Mrs. Young died Feb. 2 of complications from pneumonia. A longtime resident of St. Petersburg, she was 87.
"She led such an exciting life," Coker said. "But Romper Room stands out."
Through that show, Mrs. Young, a twice-widowed mother of two, became known as the area's first television teacher.
The set was a classroom and the in-studio audience was six children, typically 4 and 5, who along with viewers learned educational, moral and behavioral lessons.
Regular characters included the happy "Do Bee" and angry "Don't Be" hand puppets.
"They were used for examples of what to do and what not to do," said Mike Clark, whose website big13.com chronicles the history of Tampa Bay area television during that era.
And there was the "magical" glassless mirror that Ms. Young would peer through and into the television camera while wishing viewers happy birthday by name, as though she could see them at home.
"I still have people who excitedly remember when my mom called their name," daughter Coker said with a laugh. "It was a big deal."
In Coker's opinion, her mom's greatest skill was hiding the chaos in the studio.
If a child in the audience had a bathroom accident or threw a temper tantrum, "my mom gracefully walked to the other side of the set to draw the cameras away from it" until the kid's parent calmed the situation.
"This was live television," Coker said. "They couldn't bleep or edit anything out."
Still, on some occasions, it was impossible to hide the bedlam, like when Busch Gardens brought a baby anteater into the studio and it "made a mess all over a table," Coker said with a laugh.
Another time, a child booked for the audience was late, so 3-year-old Coker filled the chair. When the kid arrived, he stormed onto set and angrily pulled Coker's hair.
"I started screaming, 'Mommy, bad,'" Coker said. "My mom loved that story."
Born in Cleveland, Mrs. Young was 14 when her family moved to St. Petersburg.
She was later named editor of St.
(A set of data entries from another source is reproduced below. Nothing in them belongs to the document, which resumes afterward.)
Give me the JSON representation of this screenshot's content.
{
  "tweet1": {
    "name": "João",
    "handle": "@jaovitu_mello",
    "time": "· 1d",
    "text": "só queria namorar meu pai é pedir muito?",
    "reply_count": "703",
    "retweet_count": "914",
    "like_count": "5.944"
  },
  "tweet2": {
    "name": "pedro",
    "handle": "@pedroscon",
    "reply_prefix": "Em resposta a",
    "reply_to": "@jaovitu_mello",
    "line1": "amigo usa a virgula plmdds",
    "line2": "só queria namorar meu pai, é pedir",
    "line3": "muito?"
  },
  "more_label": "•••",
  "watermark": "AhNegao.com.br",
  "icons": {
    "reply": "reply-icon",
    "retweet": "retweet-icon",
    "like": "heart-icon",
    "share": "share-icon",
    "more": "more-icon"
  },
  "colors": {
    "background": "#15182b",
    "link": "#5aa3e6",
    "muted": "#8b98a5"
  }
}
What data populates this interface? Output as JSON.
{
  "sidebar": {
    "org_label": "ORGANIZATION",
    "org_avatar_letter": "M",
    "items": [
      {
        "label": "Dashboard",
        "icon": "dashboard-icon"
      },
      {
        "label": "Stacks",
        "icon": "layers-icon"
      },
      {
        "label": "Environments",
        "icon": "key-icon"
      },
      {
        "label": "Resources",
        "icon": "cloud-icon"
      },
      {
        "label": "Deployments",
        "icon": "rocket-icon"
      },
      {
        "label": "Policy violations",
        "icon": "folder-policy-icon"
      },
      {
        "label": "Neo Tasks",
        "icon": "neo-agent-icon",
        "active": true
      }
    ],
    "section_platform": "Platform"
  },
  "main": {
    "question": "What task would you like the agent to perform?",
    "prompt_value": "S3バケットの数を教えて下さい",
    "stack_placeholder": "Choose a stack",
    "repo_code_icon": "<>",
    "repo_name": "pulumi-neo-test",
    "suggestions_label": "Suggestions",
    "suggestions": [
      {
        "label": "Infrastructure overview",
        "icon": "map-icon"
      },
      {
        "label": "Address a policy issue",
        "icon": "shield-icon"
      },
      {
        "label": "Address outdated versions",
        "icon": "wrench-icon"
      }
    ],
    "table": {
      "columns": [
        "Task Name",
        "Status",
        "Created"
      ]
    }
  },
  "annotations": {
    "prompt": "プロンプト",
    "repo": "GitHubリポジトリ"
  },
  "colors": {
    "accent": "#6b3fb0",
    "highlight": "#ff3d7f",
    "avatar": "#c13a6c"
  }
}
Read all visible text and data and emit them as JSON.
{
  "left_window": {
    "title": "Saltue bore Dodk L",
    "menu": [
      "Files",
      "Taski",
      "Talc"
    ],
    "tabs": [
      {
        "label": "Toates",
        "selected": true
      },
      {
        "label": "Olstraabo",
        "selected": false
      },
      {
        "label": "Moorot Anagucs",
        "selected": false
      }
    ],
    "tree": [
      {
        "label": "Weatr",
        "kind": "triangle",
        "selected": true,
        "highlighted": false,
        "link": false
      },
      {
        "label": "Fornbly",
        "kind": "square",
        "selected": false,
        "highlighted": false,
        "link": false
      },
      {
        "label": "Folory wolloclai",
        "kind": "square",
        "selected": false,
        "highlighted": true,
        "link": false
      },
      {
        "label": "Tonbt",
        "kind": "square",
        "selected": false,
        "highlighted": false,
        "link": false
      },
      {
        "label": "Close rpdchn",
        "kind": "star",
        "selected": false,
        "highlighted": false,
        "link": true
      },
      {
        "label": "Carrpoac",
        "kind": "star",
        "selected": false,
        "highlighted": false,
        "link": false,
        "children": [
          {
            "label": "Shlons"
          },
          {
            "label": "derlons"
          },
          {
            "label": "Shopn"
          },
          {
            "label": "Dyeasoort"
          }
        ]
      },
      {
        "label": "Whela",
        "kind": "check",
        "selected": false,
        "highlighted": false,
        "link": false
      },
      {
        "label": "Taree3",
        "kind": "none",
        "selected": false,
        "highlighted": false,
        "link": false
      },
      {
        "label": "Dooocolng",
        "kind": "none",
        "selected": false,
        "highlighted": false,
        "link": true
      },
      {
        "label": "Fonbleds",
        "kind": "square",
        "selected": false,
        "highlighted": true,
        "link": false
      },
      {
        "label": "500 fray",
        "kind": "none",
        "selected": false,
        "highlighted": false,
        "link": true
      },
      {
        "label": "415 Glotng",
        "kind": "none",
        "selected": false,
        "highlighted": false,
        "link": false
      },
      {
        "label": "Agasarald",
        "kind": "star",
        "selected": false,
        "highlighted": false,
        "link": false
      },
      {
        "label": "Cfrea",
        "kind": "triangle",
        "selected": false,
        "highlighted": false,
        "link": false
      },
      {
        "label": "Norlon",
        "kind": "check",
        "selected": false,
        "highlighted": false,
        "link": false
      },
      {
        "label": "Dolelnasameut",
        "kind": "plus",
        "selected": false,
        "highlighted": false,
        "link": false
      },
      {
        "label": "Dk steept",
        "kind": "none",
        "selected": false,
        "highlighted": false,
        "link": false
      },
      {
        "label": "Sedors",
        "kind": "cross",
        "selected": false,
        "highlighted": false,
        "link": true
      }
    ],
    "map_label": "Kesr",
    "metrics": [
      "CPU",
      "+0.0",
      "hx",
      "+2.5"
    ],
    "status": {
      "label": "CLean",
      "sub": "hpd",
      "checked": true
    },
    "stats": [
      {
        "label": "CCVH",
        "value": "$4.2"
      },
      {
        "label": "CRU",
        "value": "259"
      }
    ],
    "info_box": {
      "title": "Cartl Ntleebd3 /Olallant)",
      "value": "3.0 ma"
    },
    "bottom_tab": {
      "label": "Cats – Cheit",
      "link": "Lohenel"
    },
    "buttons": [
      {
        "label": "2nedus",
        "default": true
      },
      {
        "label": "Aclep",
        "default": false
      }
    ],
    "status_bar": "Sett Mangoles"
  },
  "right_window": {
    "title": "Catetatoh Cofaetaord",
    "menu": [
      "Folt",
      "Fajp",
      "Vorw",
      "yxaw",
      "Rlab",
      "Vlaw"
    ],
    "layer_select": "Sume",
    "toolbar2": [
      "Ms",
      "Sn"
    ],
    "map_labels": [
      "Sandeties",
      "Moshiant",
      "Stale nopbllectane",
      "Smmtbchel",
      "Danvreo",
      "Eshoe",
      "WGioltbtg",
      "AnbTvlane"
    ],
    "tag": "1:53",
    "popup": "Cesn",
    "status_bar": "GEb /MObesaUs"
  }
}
Pete High School's newspaper and, as an 18-year-old, became a "Webb’s City Girl."
Webb’s City was a unique, 10-block department store that included live entertainment like dancing chickens and mechanical mermaids. Mrs. Young and other young women toured the country during the summer promoting St. Petersburg as a tourist destination.
Mrs. Young went on to graduate from Florida State University and teach in Pinellas County.
Then, in 1954, she combined her experience as an entertainer and educator to star in the WSUN weekday television show Make Believe Toy Shop, teaching kids how to create playthings out of everyday objects, daughter, Coker recalled.
Next was the WEDU weekday show Kindergarten Corner, where children learned basic educational lessons, and the same channel's monthly program Let's Look Around, with visits to kid-friendly sites throughout the area.
Romper Room, created in Baltimore in the early 1950s, was franchised to stations across the nation and each market used a local host.
The show first ran in the Tampa Bay area from 1955-57 on WTVT, historian Clark said, and again in 1960 on WFLA, each time with different hosts.
In 1965, Mrs. Young beat out 200 other candidates for the job on WLCY's version. With "Miss June" as host, the local show finally enjoyed sustained success.
Mrs. Young used her celebrity to help the community.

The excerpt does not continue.